What Developers Want
The five regional plans don’t say much about non-transmission alternatives (NTAs), which FERC says must enjoy equal time with grid projects. Focusing on the Southwest, the Interstate Renewable Energy Council described the WestConnect commitment to NTAs as “half-hearted.”
Instead, given the rapidly declining installed cost of rooftop solar photovoltaics, the council, represented by Oakland attorney David Wooley, asked whether it wasn’t more urgent, given the nearly $300 billion cost projected over the next 20 years for a policy-driven U.S. grid build-out, to give more attention to non-wires alternatives:
“Costs to install solar and other DG power systems have fallen so rapidly that many key decision makers in utilities, transmission authorities and regulatory commissions do not understand the current value proposition.”
For example, Wooley and the IREC point out that the California PUC has adopted rules that recognize the avoided cost of the transmission and distribution lines no longer needed as part of the cost-effectiveness of distributed generation as a T&D solution. (See, Calif. PUC Decision 0908-026, Aug. 21, 2009.)
At a bare minimum, the IREC urges WestConnect to jettison its $25,000 deposit requirement for NGOs and others who propose NTAs as solutions for regional needs. (See, Comments of IREC, FERC Dkt. ER13-82, filed Nov. 26, 2012.)
Yet back East, in the vertically integrated Carolinas, the sponsors continue to insist that synergistic, benefits-based regional planning must yield to the more pragmatic and conservative local plans that utilities formulate under state mandates.

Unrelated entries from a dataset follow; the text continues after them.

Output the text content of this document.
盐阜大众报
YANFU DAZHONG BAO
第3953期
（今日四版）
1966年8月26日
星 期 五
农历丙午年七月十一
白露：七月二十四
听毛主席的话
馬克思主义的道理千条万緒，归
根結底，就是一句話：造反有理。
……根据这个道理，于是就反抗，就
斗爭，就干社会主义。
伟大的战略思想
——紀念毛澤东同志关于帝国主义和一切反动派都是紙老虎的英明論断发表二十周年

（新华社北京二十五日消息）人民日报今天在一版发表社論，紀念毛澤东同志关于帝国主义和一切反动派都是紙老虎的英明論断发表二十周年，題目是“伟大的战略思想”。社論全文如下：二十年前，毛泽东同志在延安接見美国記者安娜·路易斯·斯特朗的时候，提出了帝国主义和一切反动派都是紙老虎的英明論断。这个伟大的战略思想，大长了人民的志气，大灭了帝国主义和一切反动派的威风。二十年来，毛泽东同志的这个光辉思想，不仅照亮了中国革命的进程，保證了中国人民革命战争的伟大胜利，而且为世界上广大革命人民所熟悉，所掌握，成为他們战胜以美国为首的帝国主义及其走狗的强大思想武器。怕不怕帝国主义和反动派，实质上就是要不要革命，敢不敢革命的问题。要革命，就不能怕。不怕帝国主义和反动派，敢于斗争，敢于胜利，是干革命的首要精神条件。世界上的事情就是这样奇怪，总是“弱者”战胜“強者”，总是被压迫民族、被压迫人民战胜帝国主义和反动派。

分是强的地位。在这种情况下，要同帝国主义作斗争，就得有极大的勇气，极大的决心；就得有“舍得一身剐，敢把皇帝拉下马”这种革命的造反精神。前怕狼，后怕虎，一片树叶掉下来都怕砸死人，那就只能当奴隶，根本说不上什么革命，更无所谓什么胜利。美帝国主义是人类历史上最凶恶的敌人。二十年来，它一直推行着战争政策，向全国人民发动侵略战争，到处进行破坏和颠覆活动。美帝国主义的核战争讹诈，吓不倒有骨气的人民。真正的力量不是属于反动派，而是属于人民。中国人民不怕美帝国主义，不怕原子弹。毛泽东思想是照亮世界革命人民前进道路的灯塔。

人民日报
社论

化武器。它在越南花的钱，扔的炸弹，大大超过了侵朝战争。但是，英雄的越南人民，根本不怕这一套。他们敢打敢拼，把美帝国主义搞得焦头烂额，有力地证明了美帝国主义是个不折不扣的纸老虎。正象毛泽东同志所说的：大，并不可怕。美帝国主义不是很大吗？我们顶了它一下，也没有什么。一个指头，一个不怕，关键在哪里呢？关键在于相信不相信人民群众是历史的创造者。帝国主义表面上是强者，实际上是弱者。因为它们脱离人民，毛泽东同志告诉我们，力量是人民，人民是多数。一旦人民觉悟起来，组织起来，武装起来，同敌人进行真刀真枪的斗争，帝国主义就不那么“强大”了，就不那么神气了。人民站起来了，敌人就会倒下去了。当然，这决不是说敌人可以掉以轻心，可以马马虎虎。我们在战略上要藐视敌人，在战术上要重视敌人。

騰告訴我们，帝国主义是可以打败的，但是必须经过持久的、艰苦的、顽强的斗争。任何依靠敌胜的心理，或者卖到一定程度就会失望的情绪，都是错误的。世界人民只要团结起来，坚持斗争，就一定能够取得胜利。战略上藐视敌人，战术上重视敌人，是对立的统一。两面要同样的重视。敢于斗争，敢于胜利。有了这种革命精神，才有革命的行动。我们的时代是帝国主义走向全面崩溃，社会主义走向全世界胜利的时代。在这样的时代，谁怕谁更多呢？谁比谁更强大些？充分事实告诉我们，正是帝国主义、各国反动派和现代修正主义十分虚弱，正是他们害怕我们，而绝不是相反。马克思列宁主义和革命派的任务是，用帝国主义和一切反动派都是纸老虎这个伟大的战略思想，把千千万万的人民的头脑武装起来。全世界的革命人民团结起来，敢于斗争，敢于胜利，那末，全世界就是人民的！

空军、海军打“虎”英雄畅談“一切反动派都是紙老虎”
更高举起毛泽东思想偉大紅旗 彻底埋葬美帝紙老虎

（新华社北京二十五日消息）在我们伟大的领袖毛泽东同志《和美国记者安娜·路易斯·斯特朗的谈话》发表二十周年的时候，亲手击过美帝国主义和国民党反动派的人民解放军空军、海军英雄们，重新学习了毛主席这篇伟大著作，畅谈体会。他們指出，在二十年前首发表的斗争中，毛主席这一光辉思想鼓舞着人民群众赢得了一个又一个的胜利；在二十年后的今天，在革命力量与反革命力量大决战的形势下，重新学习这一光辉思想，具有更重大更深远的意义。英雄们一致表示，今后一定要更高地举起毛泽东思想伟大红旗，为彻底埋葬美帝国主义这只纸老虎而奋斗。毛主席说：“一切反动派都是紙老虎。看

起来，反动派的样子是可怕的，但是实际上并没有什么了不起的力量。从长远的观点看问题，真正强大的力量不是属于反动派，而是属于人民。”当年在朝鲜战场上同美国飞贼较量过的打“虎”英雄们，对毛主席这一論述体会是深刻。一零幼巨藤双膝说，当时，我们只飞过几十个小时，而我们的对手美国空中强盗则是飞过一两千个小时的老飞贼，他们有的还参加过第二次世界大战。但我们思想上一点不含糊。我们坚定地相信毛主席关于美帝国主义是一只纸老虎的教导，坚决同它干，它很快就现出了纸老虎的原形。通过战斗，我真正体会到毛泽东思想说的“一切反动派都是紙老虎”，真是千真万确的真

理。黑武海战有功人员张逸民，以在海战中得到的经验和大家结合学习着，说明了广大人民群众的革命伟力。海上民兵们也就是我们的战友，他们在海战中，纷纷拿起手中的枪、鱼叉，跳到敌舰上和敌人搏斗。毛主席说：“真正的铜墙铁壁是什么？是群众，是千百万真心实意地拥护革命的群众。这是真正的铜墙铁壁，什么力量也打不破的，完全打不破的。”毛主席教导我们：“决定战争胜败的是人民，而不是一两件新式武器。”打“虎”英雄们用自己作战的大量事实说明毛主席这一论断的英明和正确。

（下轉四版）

For example, the Carolina region sponsors argue that all grid developers, of whatever stripe, choose their projects not on the basis of intangible benefits, but by comparing costs with the likely revenue stream:
“Developers have little interest in any form of cost recovery other than through a regulated transmission rate that allows them to earn a return over the course of several decades …
“And, no matter how carefully a contract was drafted, the NCTPC [transmission providers] ultimately will have no control over the level of cost recovery … [which] is FERC-jurisdictional.” (Carolinas Transmittal Ltr., p.24.)
The Carolinas region thus would prefer to weigh the merits of regional projects not according to synergies, but by avoided-cost comparisons with local plans already proposed:
“It is self-evident that the regional project selection process could result in a morass of analysis and disputes regarding the likely level of the transmission revenue requirement, operating and maintenance costs, returns on equity, incentives, depreciation rates, etc. …
“To address all the uncertainty … the filing parties propose to compare the estimated capital cost of the local projects being avoided.”
LS Power Transmission, a private non-incumbent grid project developer, disagrees, arguing that if avoided cost is the true measure of project worth, then the Carolinas should dispense with its proposed 1.25 required benefit/cost ratio, which LS claims makes improper use of FERC’s 1.25 guideline in Order 1000. (See, Protest of LS Trans. LLC, p.30, FERC Dkt. ER13-80, filed Nov. 26, 2012.)
LS Power notes, cleverly, that in an avoided cost analysis, even the smallest advantage should count:
“The avoided cost measure should be if a competing reliability or public policy regional project is any percentage less.”